The amount of damage is determined based on the number of used illegal copies of the software.
Civil liability may be grounded on the initiative from an author or a copyright holder claiming damages or compensation. On the basis of Article 1301 of the Civil Code, a copyright holder may require to recover a compensation from an infringer in the amount from 10 000 to 5 000 000 rubles or equivalent to twice the cost of programs based on the price usually charged for legitimate usage.
SAM is actively developing in Russia — companies understand that the risks of over- and under-licensing increase significantly when a company is scaled in the absence of proper and competent management. Using the SAM approach not only can you sleep peacefully and not be afraid of vendor audit, but also save a lot of money.

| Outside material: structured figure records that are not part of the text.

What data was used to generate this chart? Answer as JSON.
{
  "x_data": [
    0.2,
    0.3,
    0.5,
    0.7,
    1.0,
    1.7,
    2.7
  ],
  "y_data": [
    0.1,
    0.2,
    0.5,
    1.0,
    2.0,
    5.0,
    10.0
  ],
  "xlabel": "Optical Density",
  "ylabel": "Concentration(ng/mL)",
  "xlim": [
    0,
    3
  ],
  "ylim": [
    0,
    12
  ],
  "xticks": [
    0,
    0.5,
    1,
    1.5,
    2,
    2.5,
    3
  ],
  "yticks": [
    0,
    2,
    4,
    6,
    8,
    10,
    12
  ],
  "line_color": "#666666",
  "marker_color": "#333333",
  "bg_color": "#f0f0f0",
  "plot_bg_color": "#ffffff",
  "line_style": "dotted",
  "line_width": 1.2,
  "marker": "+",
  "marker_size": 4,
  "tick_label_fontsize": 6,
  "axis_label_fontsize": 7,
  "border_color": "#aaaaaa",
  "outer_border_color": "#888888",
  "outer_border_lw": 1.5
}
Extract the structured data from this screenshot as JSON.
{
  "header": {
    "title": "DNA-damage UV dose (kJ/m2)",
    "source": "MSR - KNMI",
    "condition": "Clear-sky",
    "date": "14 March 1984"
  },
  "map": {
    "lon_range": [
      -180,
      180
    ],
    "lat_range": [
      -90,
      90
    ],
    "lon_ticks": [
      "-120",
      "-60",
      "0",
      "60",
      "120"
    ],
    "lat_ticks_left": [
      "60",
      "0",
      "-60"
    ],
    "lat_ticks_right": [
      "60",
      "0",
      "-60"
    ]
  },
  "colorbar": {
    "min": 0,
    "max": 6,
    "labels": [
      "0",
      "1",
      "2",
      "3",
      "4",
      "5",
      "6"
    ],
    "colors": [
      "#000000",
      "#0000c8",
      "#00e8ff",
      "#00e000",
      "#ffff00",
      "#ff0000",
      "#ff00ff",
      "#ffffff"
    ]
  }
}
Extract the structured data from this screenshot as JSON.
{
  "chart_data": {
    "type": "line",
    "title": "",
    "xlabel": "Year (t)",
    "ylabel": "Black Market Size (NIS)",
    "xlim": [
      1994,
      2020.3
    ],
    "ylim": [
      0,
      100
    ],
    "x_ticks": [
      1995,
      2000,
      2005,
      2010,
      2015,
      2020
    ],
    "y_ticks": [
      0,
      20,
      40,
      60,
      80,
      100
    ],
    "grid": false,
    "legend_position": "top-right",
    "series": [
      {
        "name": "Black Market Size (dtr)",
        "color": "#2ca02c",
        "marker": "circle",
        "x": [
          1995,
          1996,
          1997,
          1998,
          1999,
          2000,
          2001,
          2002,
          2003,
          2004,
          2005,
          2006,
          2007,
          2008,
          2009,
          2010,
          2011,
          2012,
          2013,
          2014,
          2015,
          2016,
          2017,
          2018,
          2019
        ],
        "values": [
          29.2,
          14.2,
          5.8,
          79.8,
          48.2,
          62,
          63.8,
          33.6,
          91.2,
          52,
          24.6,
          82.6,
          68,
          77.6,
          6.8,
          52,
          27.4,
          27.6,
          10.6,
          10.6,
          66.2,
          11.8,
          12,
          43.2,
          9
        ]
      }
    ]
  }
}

Even in the case of client software, the lack of maturity of SAM processes in terms of their integration with ITSM and configuration item base can form the basis for wrong decisions that will lead to the purchase of unnecessary licenses (with an existing license, which, for example, is not actively used) or may result in actual under-licensing. It may be rather difficult to manually ensure compliance, track all changes, often in different systems (in practice, server licenses are often stored in Excel files and decentralized, while user licenses can be logged in a separate Asset Management database not integrated with ITSM and CMDB), and make the right decisions when required by business. And it is very easy to make a mistake, because the information from CMDB, which can be updated irregularly or with a manual processing delay, is often used as the basis for decision-making. The absence of data links between different sub-organizations and locations, as well as processes for the analysis of software usage and license re-allocation, result in tangible financial costs. For example, in different company divisions local IT departments keep license records in different ways: some — in an Excel file, some — in another Excel file or ITSM system and others — in their local CMDB solution. A user from a certain division creates a request to install software. Unable to find available software copies, an IT department initiates a request to purchase additional licenses; in some cases not only individual licenses but whole volume licensing packages may be purchased. At the same time, unused licenses may be available in other departments or even in the same company division — if software is installed but a user does not actually use it. In the same manner, it would have been possible to save more funds in volume licensing programs by consolidating the requirements for all subdivisions in software.
Do not forget about Disaster Recovery — an infrastructure recovery plan in the event of a failure. In order to promptly regain control of the license status of the whole environment, it is vital that data is stored in a database and protected, and CMDB can always get automatic synchronization with another source, namely, an inventory and license database.
In the case of the integration of such ITSM processes as Request Fulfillment (service request management) with a SAM system, standardization of software by functionality, version and revision — that is the rationalization of software, the analysis of software usage in an organization, we receive accurate, reliable and, most importantly, dynamic data on software and licenses throughout a company, which are automatically available in CMDB and license accounting system. This means that all decisions are based on correct and relevant data.
The construction of SAM processes should be started with the Microsoft SAM Baseline review, which not only allows you to quickly analyze and get an accurate picture of license compliance of Microsoft products but also provides a professional assessment of the level of SAM process maturity.
Of course, SAM is not confined to the control of the level of license compliance and is certainly not limited to Microsoft software, but it is a good starting point for the optimization of your licenses.